Rojanow kept silence in bewilderment. Who taught this young woman, still so inexperienced in life, to look so deeply into his inmost heart? He had not made clear to himself yet how inseparably hate and love were combined in his passion.
"And you tell this to the writer of Arivana!" he burst out in bitterness. "They have called my work the high song of love----"
"Then they have let themselves be deceived by the veil of the Oriental legend in which you shrouded your characters. They saw then only the East Indian priest sink with his beloved one under an iron, inhuman law. You are perhaps a great poet, and perhaps the world overwhelms you with praise, but it tells me something different--this fervent, ardent doctrine of your Arivana. It has taught me to know its creator--a man who does not believe in anything, and to whom nothing in the world is sacred; no duty and no vow; no man's honor and no woman's virtue--who would not hesitate to drag the highest into the dust as play for his passion. I still believe in duty and honor; I still believe in myself, and with this faith I offer defiance to the doom you hold so triumphantly before me. I could force myself to death, but never to your arms!"

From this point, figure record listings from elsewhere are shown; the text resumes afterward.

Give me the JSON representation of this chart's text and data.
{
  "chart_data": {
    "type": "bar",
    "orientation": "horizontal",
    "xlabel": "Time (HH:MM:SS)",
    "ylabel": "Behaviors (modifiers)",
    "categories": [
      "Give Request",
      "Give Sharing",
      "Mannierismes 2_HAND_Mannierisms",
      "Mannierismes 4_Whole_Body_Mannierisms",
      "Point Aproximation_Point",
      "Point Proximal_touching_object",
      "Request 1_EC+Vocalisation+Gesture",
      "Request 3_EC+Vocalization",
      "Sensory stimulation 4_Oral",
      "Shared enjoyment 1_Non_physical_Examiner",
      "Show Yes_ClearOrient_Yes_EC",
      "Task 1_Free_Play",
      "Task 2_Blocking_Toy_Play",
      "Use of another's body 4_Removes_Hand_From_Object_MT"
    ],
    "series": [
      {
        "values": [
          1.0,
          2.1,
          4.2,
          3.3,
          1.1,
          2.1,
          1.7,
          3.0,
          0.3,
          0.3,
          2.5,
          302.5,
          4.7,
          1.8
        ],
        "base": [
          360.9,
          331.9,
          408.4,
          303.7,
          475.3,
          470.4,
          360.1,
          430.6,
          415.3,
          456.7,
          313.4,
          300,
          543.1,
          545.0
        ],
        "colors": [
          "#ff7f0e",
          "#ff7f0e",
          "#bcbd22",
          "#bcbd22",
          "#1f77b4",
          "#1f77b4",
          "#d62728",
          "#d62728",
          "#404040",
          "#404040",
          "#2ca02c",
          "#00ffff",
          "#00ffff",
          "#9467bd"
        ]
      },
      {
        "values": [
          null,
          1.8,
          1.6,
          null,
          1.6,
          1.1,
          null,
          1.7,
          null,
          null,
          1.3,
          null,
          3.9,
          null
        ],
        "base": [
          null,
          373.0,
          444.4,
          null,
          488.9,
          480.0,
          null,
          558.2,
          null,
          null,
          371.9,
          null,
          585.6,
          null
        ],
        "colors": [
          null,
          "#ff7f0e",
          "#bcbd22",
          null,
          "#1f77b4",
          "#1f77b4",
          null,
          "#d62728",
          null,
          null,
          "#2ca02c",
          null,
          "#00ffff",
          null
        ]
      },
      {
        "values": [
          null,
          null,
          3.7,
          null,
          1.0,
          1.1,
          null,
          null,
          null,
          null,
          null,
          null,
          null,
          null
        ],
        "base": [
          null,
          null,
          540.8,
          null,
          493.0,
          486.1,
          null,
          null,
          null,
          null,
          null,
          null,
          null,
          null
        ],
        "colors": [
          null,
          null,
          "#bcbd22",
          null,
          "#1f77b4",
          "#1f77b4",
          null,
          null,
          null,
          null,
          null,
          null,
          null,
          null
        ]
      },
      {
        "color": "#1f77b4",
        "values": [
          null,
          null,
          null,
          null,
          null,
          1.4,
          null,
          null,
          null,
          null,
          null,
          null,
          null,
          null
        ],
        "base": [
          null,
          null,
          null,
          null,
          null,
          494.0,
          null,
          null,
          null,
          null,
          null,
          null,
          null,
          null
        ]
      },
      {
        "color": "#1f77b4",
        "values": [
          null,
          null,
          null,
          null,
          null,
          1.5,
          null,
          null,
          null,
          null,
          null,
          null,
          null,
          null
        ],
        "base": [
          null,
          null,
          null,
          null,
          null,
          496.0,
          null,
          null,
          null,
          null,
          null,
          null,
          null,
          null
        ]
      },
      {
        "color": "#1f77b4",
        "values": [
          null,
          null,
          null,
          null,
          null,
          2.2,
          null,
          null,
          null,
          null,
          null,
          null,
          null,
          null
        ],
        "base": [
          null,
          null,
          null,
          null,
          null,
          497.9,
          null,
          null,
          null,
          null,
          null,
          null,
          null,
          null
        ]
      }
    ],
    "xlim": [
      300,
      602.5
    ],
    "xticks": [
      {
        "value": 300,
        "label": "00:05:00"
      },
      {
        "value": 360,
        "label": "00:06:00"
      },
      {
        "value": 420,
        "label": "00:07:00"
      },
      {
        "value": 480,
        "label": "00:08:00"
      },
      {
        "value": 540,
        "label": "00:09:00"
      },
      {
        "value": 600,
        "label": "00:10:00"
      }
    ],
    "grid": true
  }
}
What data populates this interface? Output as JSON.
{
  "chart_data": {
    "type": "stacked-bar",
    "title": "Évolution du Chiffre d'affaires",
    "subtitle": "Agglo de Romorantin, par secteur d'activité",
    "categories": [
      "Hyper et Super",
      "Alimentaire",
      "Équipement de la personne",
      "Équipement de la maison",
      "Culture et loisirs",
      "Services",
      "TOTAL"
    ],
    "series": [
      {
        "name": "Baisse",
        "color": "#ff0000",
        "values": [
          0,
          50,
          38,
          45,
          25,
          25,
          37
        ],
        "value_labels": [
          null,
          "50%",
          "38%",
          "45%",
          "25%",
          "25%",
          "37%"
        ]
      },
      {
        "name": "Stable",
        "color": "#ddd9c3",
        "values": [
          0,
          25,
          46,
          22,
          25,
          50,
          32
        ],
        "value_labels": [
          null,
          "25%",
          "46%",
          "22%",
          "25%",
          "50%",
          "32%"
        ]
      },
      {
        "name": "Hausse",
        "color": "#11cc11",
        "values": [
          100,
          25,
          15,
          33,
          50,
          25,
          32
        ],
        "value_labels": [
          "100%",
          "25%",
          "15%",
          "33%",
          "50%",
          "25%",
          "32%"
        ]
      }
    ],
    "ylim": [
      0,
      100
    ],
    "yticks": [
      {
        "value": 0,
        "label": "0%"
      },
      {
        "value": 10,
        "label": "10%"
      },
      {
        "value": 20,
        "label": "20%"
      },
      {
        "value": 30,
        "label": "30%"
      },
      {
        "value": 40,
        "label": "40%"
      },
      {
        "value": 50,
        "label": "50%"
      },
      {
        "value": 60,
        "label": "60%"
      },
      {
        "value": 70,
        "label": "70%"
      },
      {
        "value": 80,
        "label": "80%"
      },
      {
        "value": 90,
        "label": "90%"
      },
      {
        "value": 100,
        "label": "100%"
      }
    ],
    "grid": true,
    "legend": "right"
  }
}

She stood before him, not as just now in trembling fear--in the tortured wrestling with a secret struggle, It seemed as if, with each of the annihilating words, one ring of the chain which held possession of her so mysteriously was broken. Her eyes met fully and freely the dark look which had kept her a prisoner so long; the charm was broken now and she felt it, and breathed like one rescued.

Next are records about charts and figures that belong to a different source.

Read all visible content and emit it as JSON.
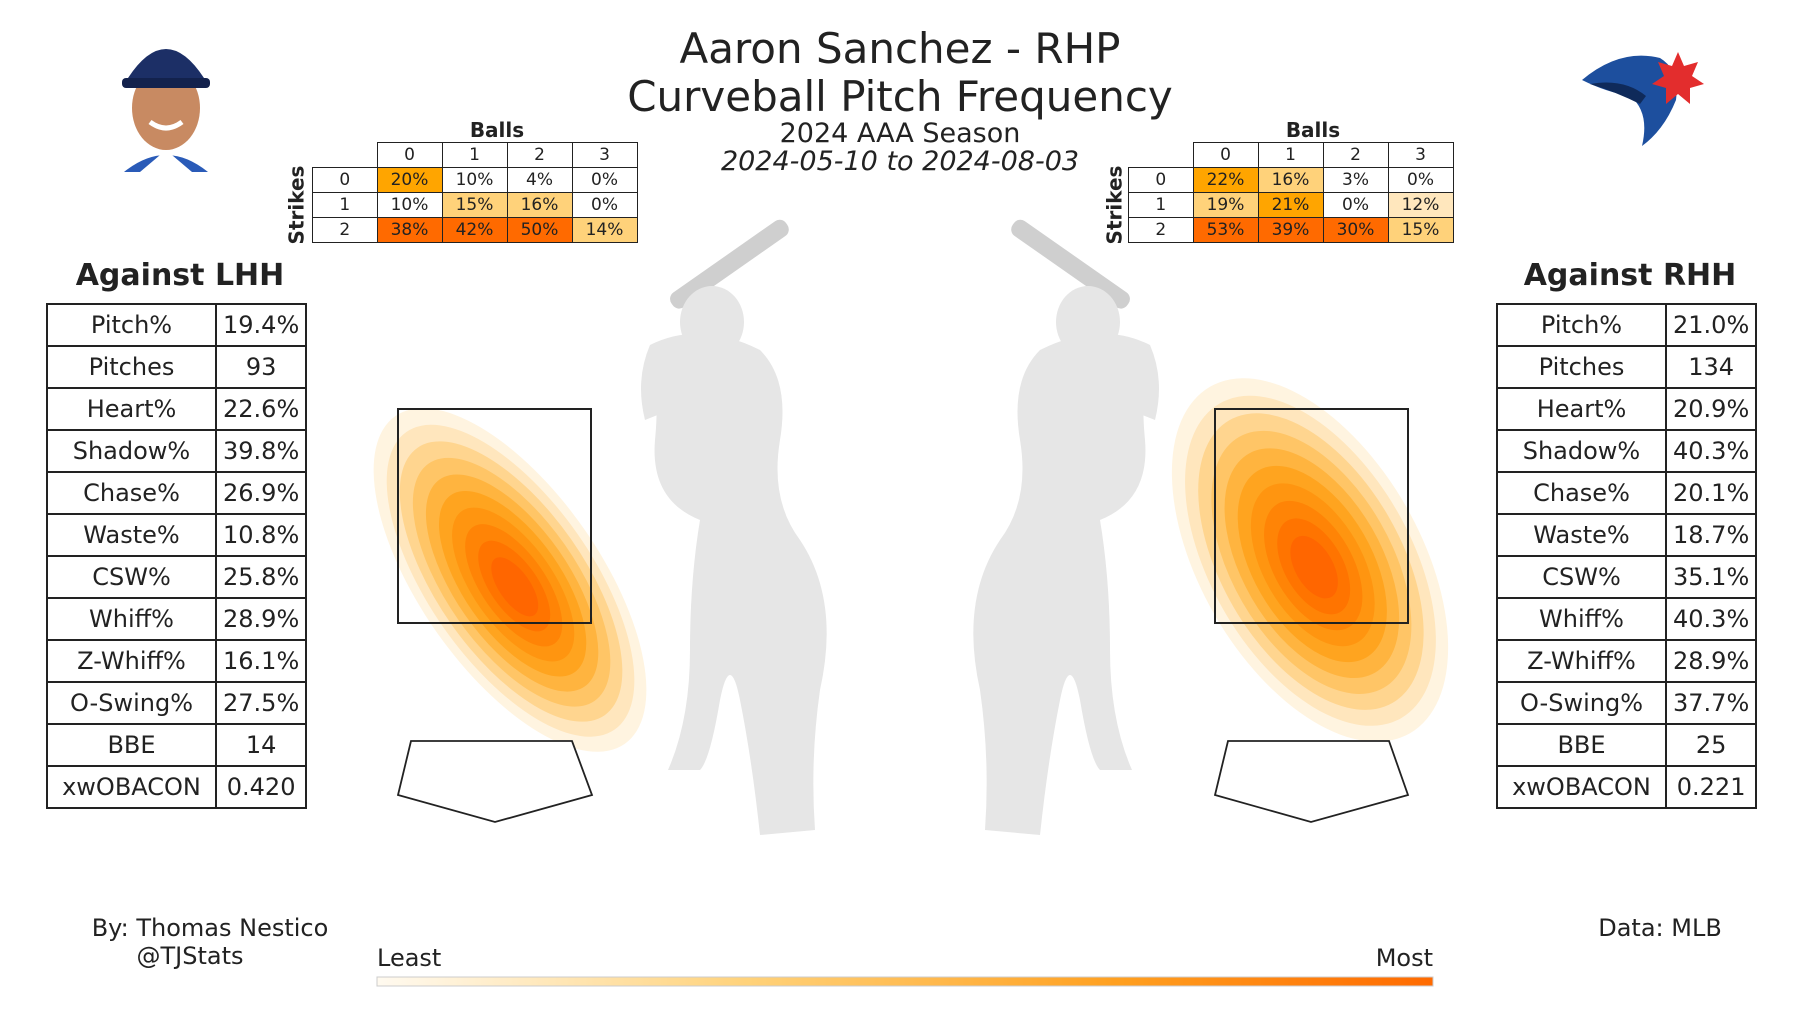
{
  "header": {
    "title_line1": "Aaron Sanchez - RHP",
    "title_line2": "Curveball Pitch Frequency",
    "season": "2024 AAA Season",
    "date_range": "2024-05-10 to 2024-08-03"
  },
  "credits": {
    "author": "By: Thomas Nestico",
    "handle": "@TJStats",
    "source": "Data: MLB"
  },
  "scale": {
    "least": "Least",
    "most": "Most",
    "color_low": "#fff3dc",
    "color_high": "#ff5a00"
  },
  "colors": {
    "heat_mid": "#ffa500",
    "heat_high": "#ff6a00",
    "batter": "#e6e6e6",
    "bat": "#cfcfcf"
  },
  "chart_data": {
    "type": "heatmap",
    "panels": [
      {
        "side_label": "Against LHH",
        "stats": [
          {
            "label": "Pitch%",
            "value": "19.4%"
          },
          {
            "label": "Pitches",
            "value": "93"
          },
          {
            "label": "Heart%",
            "value": "22.6%"
          },
          {
            "label": "Shadow%",
            "value": "39.8%"
          },
          {
            "label": "Chase%",
            "value": "26.9%"
          },
          {
            "label": "Waste%",
            "value": "10.8%"
          },
          {
            "label": "CSW%",
            "value": "25.8%"
          },
          {
            "label": "Whiff%",
            "value": "28.9%"
          },
          {
            "label": "Z-Whiff%",
            "value": "16.1%"
          },
          {
            "label": "O-Swing%",
            "value": "27.5%"
          },
          {
            "label": "BBE",
            "value": "14"
          },
          {
            "label": "xwOBACON",
            "value": "0.420"
          }
        ],
        "count_table": {
          "balls_label": "Balls",
          "strikes_label": "Strikes",
          "balls": [
            "0",
            "1",
            "2",
            "3"
          ],
          "strikes": [
            "0",
            "1",
            "2"
          ],
          "values": [
            [
              "20%",
              "10%",
              "4%",
              "0%"
            ],
            [
              "10%",
              "15%",
              "16%",
              "0%"
            ],
            [
              "38%",
              "42%",
              "50%",
              "14%"
            ]
          ]
        }
      },
      {
        "side_label": "Against RHH",
        "stats": [
          {
            "label": "Pitch%",
            "value": "21.0%"
          },
          {
            "label": "Pitches",
            "value": "134"
          },
          {
            "label": "Heart%",
            "value": "20.9%"
          },
          {
            "label": "Shadow%",
            "value": "40.3%"
          },
          {
            "label": "Chase%",
            "value": "20.1%"
          },
          {
            "label": "Waste%",
            "value": "18.7%"
          },
          {
            "label": "CSW%",
            "value": "35.1%"
          },
          {
            "label": "Whiff%",
            "value": "40.3%"
          },
          {
            "label": "Z-Whiff%",
            "value": "28.9%"
          },
          {
            "label": "O-Swing%",
            "value": "37.7%"
          },
          {
            "label": "BBE",
            "value": "25"
          },
          {
            "label": "xwOBACON",
            "value": "0.221"
          }
        ],
        "count_table": {
          "balls_label": "Balls",
          "strikes_label": "Strikes",
          "balls": [
            "0",
            "1",
            "2",
            "3"
          ],
          "strikes": [
            "0",
            "1",
            "2"
          ],
          "values": [
            [
              "22%",
              "16%",
              "3%",
              "0%"
            ],
            [
              "19%",
              "21%",
              "0%",
              "12%"
            ],
            [
              "53%",
              "39%",
              "30%",
              "15%"
            ]
          ]
        }
      }
    ]
  }
}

Again that flash in the distance--noiseless, without the rumbling of thunder--but it was as if heaven had opened in all its vastness. Fantastic formation of clouds was in this flaring light--forms which seemed to wrestle and struggle with each other, born of the storm, and yet that bank of cloud stood motionless at the horizon--and just as motionless stood the man, whose dark features showed now an ashy paleness in the glare of the lightning.

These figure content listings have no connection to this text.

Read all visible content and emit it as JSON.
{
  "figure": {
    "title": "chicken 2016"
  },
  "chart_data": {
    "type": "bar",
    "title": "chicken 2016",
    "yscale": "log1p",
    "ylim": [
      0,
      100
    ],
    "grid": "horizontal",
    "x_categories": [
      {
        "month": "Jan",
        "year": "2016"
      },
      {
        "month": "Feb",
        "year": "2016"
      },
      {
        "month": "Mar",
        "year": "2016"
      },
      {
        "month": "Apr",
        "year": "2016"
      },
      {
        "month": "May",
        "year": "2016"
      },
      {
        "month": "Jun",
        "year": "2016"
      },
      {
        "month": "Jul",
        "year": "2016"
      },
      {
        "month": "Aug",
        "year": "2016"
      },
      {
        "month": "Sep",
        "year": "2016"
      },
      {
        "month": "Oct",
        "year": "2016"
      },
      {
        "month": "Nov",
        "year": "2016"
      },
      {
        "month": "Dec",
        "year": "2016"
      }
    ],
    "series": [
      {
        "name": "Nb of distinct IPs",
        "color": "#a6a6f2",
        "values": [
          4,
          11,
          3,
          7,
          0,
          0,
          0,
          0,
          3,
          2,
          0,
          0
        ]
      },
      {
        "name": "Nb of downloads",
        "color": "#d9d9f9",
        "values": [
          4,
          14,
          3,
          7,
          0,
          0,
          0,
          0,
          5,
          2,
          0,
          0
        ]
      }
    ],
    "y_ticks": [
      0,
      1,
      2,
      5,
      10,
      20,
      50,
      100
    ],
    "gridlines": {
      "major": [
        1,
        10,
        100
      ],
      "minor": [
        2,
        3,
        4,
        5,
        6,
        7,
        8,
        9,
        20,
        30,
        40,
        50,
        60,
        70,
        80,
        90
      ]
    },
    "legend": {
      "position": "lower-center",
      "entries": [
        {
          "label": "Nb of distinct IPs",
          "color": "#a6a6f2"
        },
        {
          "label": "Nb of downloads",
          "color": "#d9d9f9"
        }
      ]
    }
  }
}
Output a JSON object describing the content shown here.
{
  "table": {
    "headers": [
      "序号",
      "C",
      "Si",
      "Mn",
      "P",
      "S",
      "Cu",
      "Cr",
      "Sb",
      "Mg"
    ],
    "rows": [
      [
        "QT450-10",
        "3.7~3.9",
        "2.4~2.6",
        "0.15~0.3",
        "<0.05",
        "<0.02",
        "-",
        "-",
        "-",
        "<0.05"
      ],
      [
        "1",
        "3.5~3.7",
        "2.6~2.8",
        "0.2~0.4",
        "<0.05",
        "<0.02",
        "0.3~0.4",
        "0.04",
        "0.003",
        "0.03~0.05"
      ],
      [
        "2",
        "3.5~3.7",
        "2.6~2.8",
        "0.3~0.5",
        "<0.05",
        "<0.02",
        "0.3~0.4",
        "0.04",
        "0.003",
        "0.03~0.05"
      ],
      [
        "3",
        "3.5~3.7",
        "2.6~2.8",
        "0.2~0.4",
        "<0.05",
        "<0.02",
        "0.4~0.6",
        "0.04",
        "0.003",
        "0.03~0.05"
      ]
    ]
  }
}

His eyes were fixed upon the young woman, but the wild fire in them had died out, and his voice had a strange sound as he said: "And this is the opinion I asked for? I am nothing more in your eyes than an--outcast?"
"A lost man, perhaps. You have forced me to this confession."
Hartmut slowly retreated a few steps.
"Lost!" he repeated hoarsely. "In your meaning, perhaps, yes. You may rest assured, gracious lady, I shall not approach you any more. One does not desire to hear such words a second time--you stand so high and proud upon your virtue and, judge so severely. Of course you have no idea what a hot, wild life can make of a person who wanders restlessly, without home and family, through the world. You are right--I have not believed in anything, either upon high or here upon the earth--until this hour."